Is this book primarily for farmers or gardeners? In other words, at what scale are these strategies applicable?
I’d hate to see these strategies relegated only to a backyard garden in some desert region. I’d like to see farmers and gardeners everywhere—not just in historically arid regions—take stock of these remarkably diverse adaptations to climate uncertainty. They may need to scale them up and adapt them to their own peculiar conditions, but as far as I can see, there will be no silver bullet like a climate-friendly GMO that is going to save us. We need to diversify our strategies and scales for agricultural production if we are to regain some modicum of food security.
In your opinion, what is driving climate change more: on-farm carbon “foodprints” or the carbon foodprint of our global supply and distribution system?
The latter—on-farming fossil fuel accounts for less than one-fifth of all energy expenditure in our entire food system, but it’s an expenditure of energy that we can dramatically reduce through creative solutions that will improve rather than harm farmer’s bottom line. And consumers at large should help farmers transition to more energy- and water-efficient practices, as well as dealing with similar problems in the ways they store, process and consume food at home.
Do you have cause for either hope or despair as we pass beyond the carbon level of 400 parts per million in Earth’s atmosphere?
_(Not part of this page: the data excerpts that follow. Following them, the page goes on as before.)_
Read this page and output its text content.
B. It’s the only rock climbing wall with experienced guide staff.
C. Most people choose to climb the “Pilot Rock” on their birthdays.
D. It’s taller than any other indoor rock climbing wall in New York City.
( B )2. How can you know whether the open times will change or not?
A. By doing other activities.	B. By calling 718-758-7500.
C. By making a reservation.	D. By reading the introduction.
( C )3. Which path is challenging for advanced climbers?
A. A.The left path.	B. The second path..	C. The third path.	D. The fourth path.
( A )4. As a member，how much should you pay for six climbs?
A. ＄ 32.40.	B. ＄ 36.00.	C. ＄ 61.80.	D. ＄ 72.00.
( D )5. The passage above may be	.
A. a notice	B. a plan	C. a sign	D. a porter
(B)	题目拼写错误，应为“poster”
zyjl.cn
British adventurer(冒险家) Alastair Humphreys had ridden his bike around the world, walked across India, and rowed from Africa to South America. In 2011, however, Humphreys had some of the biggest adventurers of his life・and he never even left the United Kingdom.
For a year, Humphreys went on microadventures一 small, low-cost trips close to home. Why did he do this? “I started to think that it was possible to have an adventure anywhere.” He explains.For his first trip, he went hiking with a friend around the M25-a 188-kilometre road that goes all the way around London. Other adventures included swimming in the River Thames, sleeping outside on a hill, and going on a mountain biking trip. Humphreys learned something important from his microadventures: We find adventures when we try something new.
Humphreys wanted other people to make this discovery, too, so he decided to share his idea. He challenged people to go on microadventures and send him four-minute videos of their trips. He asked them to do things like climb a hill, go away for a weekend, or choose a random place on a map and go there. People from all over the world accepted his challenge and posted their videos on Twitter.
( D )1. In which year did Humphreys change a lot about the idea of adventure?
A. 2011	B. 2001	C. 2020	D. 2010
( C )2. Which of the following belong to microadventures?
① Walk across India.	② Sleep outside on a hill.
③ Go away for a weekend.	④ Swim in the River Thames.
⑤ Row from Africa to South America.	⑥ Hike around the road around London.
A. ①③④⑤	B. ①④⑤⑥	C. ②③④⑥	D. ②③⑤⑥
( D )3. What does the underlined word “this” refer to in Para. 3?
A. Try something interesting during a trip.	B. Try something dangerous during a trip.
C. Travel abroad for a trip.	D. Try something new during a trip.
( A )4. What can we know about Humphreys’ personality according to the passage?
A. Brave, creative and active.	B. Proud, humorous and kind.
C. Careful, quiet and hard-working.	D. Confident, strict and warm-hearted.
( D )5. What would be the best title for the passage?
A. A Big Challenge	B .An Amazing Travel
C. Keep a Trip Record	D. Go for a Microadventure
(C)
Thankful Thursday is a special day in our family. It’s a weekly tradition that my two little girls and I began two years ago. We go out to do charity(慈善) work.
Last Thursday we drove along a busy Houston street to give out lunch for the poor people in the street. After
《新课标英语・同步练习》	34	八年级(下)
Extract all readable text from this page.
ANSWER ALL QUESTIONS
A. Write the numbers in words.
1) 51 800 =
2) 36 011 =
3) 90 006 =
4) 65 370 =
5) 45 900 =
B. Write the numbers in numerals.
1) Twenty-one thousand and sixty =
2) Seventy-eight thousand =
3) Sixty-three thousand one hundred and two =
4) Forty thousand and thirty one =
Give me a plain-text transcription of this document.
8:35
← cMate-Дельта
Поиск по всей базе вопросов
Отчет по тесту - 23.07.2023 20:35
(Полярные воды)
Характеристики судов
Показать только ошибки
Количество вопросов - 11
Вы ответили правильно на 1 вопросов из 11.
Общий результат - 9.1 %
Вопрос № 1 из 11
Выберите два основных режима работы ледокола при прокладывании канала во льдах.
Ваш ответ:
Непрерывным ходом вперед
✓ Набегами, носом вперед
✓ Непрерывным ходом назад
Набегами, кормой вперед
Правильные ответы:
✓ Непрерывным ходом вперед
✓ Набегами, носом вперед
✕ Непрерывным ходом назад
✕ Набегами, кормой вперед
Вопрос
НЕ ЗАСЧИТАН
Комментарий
As the saying goes, I’m an intellectual pessimist but a glandular optimist. Every time I get my hands dirty outside and try to solve the problems in my own orchard and garden, I find hope lurking in the emerging greenery. If we simply sit on our butts all day in an office and wring our hands, not much will get done. So read my book quickly, then compost it, and with what you’ve learned, plant something fresh in it!